Daughters lose damages case over ‘bolt-gun’ murder of fitness instructor
PUBLISHED: 21:05 10 October 2018 | UPDATED: 08:11 11 October 2018
The daughters of a 38-year-old woman murdered by a stalker have lost a High Court damages battle.
Mary Griffiths was shot dead in her home in front of her daughters by slaughterman John McFarlane after he broke into her home and dragged her out of her bed in May 2009.
McFarlane was jailed for a minimum of 20 years for the murder following a hearing at the Old Bailey in November 2009.
Daughters Jessica, Hannah and Sophie Griffiths sued Norfolk and Suffolk NHS Foundation Trust (NSFT) and Suffolk Constabulary for damages, saying her death was preventable.
A High Court judge today dismissed their claims.
Evidence showed that McFarlane had been stalking and harassing Ms Griffiths, a fitness instructor, and she had called police the day before she died and said she was concerned about his behaviour.
He then broke into her home in Bulrush Crescent in Bury St Edmunds in the early hours of May 6 armed with an axe and shot her repeatedly with a bolt-gun in front of her three children, who were aged between nine and 13 at the time.
Mr Justice Ouseley explained, in his ruling, how Ms Griffiths and McFarlane had been friends, but the fitness instructor had “made it clear” that she did not wish their friendship to develop into a romance.
The judge said there had been mental health concerns about McFarlane in the days before the attack on May 6, 2009.
He said McFarlane had been angry, resented things Ms Griffiths had said and had attempted suicide on May 2.
On May 3, a Mental Health Act Assessment Panel had decided that he did not need to be compulsorily admitted to hospital.
He had gone to live on a farm where he worked and was being cared for by a “crisis team” working for the NHS trust.
Ms Griffiths called police around 6pm on May 5, saying McFarlane was harassing her and that she was “really frightened”.
A control room operator had called shortly before 10pm and asked if it would be possible “in view of the resources available” for police not to come that night but the next morning.
Ms Griffiths said that “would be fine”.
Shortly before 3am on May 6 McFarlane had broken into her home, dragged her out of bed and shot her in the presence of her children.

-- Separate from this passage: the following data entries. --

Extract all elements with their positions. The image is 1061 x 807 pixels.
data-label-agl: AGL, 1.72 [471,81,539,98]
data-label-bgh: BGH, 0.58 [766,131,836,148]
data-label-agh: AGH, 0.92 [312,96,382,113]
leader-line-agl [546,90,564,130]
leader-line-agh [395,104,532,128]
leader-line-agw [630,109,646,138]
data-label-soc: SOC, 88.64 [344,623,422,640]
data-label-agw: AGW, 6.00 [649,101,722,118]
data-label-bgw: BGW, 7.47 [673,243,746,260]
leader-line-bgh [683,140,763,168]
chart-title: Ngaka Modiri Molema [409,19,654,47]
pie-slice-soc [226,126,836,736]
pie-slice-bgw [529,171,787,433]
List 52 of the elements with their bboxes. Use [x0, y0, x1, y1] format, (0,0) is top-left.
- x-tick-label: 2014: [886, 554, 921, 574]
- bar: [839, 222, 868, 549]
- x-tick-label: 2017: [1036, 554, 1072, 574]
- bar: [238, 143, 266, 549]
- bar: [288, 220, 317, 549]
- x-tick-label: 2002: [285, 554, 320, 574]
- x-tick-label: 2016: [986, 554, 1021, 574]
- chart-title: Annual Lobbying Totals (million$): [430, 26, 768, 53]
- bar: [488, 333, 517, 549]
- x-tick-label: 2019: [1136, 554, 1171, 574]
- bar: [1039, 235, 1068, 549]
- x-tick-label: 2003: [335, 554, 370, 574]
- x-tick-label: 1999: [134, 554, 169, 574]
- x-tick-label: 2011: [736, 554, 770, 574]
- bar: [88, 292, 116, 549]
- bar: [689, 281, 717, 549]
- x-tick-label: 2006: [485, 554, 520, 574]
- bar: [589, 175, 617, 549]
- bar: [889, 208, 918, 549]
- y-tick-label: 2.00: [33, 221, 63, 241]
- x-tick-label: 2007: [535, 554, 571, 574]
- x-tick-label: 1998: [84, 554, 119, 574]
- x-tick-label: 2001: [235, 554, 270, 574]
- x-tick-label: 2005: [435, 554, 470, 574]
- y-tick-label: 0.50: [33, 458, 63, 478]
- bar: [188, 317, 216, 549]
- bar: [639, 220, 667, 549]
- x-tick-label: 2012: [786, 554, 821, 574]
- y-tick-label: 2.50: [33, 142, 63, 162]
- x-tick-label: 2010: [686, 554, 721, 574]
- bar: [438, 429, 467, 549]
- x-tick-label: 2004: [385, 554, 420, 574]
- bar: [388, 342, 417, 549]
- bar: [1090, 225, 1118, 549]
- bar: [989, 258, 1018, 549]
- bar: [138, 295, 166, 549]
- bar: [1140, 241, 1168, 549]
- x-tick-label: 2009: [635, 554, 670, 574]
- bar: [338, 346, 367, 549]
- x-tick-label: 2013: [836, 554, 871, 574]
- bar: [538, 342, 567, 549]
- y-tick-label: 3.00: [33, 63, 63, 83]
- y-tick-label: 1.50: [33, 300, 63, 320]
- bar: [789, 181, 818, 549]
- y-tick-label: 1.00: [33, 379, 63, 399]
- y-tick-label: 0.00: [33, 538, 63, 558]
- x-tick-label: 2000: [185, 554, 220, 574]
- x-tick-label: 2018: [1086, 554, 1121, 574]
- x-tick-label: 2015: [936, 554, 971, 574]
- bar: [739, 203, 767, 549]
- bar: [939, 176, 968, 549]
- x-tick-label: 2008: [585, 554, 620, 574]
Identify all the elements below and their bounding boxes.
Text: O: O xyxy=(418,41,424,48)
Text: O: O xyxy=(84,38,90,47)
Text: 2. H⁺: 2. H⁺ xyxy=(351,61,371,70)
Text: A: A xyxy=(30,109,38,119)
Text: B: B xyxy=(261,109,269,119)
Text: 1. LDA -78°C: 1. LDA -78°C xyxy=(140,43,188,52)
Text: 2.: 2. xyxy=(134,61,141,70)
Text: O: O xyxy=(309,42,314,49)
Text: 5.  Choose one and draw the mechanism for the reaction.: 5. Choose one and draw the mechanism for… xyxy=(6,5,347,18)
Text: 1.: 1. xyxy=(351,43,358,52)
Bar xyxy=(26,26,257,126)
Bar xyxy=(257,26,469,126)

Mr Justice Ouseley concluded that there was clearly a risk of harassment and stalking on the night of May 5 but nothing to suggest an “imminent risk” against which police measures were required.
The judge said there was no basis on which the Mental Health Act Assessment Panel ought to have concluded that McFarlane posed a risk to the public because there was a risk that he would kill himself.
Lawyers representing police had told the judge that Ms Griffiths’ daughters had a right to criminal injuries compensation.
But they said evidence did not show that police acted unlawfully.
Lawyers representing the trust said there was “no support for the contention” that staff knew or ought to have known that McFarlane was stalking or harassing Ms Griffiths.
A spokesman for Imran Khan Solicitors, representing Ms Griffiths’ daughters, said: “Our clients are disappointed. They will now consider their options with their legal team.”
A spokesman for Norfolk and Suffolk NHS Foundation Trust said: “We are pleased that the judge accepted the evidence of the independent expert who found that the care provided by trust staff was entirely appropriate and that the appalling act by John McFarlane in murdering Mary Griffiths could not have been foreseeable or predicted by those who assessed him, particularly as he never expressed any intent to harm Mrs Griffiths or anyone else.
“However, we of course continue to have the deepest sympathy for the three daughters in this case who lost their mother in the most tragic circumstances.
“In seeking to defend this claim, based upon the independent expert evidence, we in no way sought to diminish the tragedy they suffered and continue to suffer.”
Suffolk police did not wish to comment.